January 15th, 2020 by Roy W. Spencer, Ph. D.
The increasing global ocean heat content (OHC) is often pointed to as the most quantitative way to monitor long-term changes in the global energy balance, which is believed to have been altered by anthropogenic greenhouse gas emissions. The challenge is that long-term temperature changes in the ocean below the top hundred meters or so become exceedingly small and difficult to measure. The newer network of Argo floats since the early 2000s has improved global coverage dramatically.
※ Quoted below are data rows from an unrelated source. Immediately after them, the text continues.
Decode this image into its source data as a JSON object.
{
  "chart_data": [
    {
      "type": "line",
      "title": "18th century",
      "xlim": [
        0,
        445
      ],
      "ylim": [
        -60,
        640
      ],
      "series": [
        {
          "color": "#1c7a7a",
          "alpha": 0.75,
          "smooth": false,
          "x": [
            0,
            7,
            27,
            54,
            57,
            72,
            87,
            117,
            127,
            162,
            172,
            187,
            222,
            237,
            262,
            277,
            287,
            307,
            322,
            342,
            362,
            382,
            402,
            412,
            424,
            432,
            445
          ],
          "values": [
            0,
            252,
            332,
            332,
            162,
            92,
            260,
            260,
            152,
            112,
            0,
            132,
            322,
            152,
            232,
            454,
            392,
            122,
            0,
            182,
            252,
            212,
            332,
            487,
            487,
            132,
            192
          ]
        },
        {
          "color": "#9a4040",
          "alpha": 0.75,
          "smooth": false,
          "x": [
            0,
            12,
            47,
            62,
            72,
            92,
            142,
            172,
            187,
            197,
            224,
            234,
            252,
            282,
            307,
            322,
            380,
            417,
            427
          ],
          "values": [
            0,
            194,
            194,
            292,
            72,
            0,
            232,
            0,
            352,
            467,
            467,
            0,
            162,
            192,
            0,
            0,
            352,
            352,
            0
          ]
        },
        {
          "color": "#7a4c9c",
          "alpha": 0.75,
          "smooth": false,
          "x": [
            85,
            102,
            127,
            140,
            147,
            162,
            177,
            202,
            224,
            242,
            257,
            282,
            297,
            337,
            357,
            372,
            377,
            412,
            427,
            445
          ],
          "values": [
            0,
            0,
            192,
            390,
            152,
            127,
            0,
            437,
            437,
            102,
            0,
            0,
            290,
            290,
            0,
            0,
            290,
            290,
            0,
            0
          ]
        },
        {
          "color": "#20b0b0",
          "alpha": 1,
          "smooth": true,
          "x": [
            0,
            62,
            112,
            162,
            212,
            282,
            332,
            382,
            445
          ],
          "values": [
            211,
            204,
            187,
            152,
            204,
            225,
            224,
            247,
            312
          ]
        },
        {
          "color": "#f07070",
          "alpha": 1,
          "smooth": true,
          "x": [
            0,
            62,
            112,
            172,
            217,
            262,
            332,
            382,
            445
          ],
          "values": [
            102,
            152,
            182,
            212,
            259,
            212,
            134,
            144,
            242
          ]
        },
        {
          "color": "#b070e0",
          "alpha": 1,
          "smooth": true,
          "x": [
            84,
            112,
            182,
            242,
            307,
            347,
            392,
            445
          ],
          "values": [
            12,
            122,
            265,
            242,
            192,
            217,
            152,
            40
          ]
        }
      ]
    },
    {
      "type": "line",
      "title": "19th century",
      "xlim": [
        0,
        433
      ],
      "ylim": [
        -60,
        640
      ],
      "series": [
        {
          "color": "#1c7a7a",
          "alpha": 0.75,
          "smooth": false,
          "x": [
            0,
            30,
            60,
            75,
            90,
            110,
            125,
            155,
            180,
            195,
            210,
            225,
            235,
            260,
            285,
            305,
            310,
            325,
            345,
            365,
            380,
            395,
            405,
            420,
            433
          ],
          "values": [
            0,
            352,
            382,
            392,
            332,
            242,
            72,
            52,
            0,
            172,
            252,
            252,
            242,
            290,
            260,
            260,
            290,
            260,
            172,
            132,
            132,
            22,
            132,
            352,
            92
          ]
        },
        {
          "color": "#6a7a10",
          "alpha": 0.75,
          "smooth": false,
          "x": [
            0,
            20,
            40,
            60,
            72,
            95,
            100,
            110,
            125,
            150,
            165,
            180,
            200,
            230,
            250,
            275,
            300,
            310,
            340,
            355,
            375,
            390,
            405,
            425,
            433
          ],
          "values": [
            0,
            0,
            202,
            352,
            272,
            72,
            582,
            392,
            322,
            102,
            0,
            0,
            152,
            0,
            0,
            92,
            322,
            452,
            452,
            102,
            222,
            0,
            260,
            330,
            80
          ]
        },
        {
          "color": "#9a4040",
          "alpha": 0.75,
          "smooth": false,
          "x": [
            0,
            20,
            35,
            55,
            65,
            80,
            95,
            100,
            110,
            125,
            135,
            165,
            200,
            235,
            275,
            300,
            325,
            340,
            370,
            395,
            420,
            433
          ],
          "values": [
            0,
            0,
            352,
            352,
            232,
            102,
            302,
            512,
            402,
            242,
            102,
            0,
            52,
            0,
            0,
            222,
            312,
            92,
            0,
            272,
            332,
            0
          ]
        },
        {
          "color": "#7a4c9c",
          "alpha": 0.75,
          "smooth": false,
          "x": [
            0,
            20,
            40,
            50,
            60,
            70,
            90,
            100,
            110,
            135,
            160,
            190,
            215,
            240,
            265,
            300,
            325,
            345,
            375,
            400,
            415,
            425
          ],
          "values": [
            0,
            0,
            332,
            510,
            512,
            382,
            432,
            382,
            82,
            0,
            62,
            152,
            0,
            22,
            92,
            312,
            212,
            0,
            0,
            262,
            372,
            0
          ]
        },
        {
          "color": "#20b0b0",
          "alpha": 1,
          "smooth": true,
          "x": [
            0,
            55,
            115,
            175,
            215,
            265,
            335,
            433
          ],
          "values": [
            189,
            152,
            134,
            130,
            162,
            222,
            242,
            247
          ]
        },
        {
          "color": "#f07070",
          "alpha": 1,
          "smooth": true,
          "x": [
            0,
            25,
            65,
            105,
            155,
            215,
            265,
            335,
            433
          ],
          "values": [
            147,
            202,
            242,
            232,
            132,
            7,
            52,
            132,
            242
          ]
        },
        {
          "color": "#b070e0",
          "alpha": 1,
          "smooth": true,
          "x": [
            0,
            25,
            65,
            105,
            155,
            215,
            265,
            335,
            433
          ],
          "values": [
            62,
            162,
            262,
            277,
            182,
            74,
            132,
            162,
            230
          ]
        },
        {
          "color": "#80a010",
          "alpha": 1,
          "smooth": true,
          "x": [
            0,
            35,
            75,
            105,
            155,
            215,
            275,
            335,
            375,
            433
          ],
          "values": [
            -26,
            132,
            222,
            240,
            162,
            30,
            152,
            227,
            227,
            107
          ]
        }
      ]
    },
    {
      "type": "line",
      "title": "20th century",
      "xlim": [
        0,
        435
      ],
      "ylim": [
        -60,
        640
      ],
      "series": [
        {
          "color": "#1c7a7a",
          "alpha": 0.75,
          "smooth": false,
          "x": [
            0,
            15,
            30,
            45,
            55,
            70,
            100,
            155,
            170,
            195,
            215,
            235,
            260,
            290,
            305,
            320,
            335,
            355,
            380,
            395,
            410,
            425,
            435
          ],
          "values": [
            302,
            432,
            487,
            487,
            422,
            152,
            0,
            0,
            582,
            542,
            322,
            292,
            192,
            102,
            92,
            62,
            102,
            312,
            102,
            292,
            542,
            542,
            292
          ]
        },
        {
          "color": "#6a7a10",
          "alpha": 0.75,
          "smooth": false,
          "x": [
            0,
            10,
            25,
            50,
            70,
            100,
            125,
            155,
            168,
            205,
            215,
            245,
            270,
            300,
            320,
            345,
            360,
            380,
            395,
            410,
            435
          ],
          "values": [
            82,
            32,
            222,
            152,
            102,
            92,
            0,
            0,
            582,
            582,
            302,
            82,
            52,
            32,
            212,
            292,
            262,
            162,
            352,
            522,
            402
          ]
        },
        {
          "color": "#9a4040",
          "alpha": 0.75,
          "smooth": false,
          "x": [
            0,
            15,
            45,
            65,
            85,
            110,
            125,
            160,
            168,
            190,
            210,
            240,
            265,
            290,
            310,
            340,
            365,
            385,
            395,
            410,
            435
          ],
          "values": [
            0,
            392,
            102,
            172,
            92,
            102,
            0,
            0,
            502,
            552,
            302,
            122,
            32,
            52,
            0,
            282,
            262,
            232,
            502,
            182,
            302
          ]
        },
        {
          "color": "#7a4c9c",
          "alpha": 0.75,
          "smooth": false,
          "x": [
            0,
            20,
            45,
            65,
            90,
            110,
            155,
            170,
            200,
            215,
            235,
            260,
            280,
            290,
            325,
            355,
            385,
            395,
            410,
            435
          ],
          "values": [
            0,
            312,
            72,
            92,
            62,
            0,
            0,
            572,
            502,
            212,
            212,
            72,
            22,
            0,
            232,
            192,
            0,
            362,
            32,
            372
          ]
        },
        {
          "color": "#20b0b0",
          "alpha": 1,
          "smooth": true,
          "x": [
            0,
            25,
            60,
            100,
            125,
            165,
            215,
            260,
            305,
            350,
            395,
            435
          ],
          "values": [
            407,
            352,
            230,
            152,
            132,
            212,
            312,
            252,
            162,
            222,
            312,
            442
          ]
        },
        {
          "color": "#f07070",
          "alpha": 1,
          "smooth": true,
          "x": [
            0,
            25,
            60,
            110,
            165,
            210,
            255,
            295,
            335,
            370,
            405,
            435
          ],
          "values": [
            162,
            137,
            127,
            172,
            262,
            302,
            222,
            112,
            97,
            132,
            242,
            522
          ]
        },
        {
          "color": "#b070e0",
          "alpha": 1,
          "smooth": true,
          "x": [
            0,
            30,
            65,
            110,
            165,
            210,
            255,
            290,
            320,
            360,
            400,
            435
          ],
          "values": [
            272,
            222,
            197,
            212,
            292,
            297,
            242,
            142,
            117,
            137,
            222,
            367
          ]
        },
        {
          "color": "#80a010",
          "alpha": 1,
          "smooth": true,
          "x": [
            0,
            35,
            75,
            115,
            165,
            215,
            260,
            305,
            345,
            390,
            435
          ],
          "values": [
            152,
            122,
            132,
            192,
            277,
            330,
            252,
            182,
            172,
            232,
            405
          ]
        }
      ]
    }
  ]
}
A new Cheng et al. (2020) paper describing record warm ocean temperatures in 2019 has been discussed by Willis Eschenbach who correctly reminds us that such “record setting” changes in the 0-2000 m ocean heat content (reported in Zettajoules, which is 10^^21 Joules) amount to exceedingly small temperature changes. I calculate from their data that 2019 was only
0.004 0.009 deg. C warmer than 2018.
Over the years I have frequently pointed out that the global energy imbalance (less than 1 W/m2) corresponding to such small rates of warming is much smaller than the accuracy with which we know the natural energy flows (1 part in 300 or so), which means Mother Nature could be responsible for the warming and we wouldn’t even know it.
The Cheng (2017) dataset of 0-2000m ocean heat content changes extends the OHC record back to 1940 (with little global coverage) and now up through 2019. The methodology of that dataset uses optimum interpolation techniques to intelligently extend the geographic coverage of limited data. I’m not going to critique that methodology here, and I agree with those who argue creating data where it does not exist is not the same as having real data. Instead I want to answer the question:
If we take the 1940-2019 global OHC data (as well as observed sea surface temperature data) at face value, and assume all of the warming trend was human-caused, what does it imply regarding equilibrium climate sensitivity (ECS)?
Let’s assume ALL of the warming of the deep oceans since 1940 has been human-caused, and that the Cheng dataset accurately captures that. Furthermore, let’s assume that the HadSST sea surface temperature dataset covering the same period of time is also accurate, and that the RCP radiative forcing scenario used by the CMIP5 climate models also represents reality.
I updated my 1D model of ocean temperature with the Cheng data so that I could match its warming trend over the 80-year period 1940-2019. That model also includes El Nino and La Nina (ENSO) variability to capture year-to-year temperature changes. The resulting fit I get with an assumed equilibrium climate sensitivity of 1.85 deg. C is shown in the following figure.
Fig. 1. Deep-ocean temperature variations 1940-2019 explained with a 2-layer energy budget model forced with RCP6 radiative forcing scenario and a model climate sensitivity of 1.85 deg. C. The model also matches the 1940-2019 and 1979-2019 observed sea surface temperature trends to about 0.01 C/decade. If ENSO effects are not included in the model, the ECS is reduced to 1.7 deg. C.
Thus, based upon basic energy budget considerations in a 2-layer ocean model, we can explain the IPCC-sanctioned global temperature datasets with a climate sensitivity of only 1.85 deg. C. And even that assumes that ALL of the warming is due to humans which, as I mentioned before, is not known since the global energy imbalance involved is much smaller than the accuracy with which we know natural energy flows.
If I turn off the ENSO forcing I have in the model, then after readjusting the model free parameters to once again match the observed temperature trends, I get about 1.7 deg. C climate ECS. In that case, there are only 3 model adjustable parameters (ECS, the ocean top layer thickness [18 m], and the assumed rate or energy exchange between the top layer and the rest of the 0-2000m layer, [2.1 W/m2 per deg C difference in layer temperatures away from energy equilibrium]). Otherwise, there are 7 model adjustable parameters in the model with ENSO effects turned on.
For those who claim my model is akin to John von Neumann’s famous claim that with 5 variables he can fit an elephant and make its trunk wiggle, I should point out that none of the model’s adjustable parameters (mostly scaling factors) vary in time. They apply equally to each monthly time step from 1765 through 2019. The long-term behavior of the model in terms of trends is mainly governed by (1) the assumed radiative forcing history (RCP6), (2) the assumed rate of heat storage (or extraction) in the deep ocean as the surface warms (or cools), and (3) the assumed climate sensitivity, all within an energy budget model with physical units.
My conclusion is that the observed trends in both surface and deep-layer temperature in the global oceans correspond to low climate sensitivity, only about 50% of what IPCC climate models produce. This is the same conclusion as Lewis & Curry made using similar energy budget considerations, but applied to two different averaging periods about 100 years apart rather than (as I have done) in a time-dependent forcing-feedback model.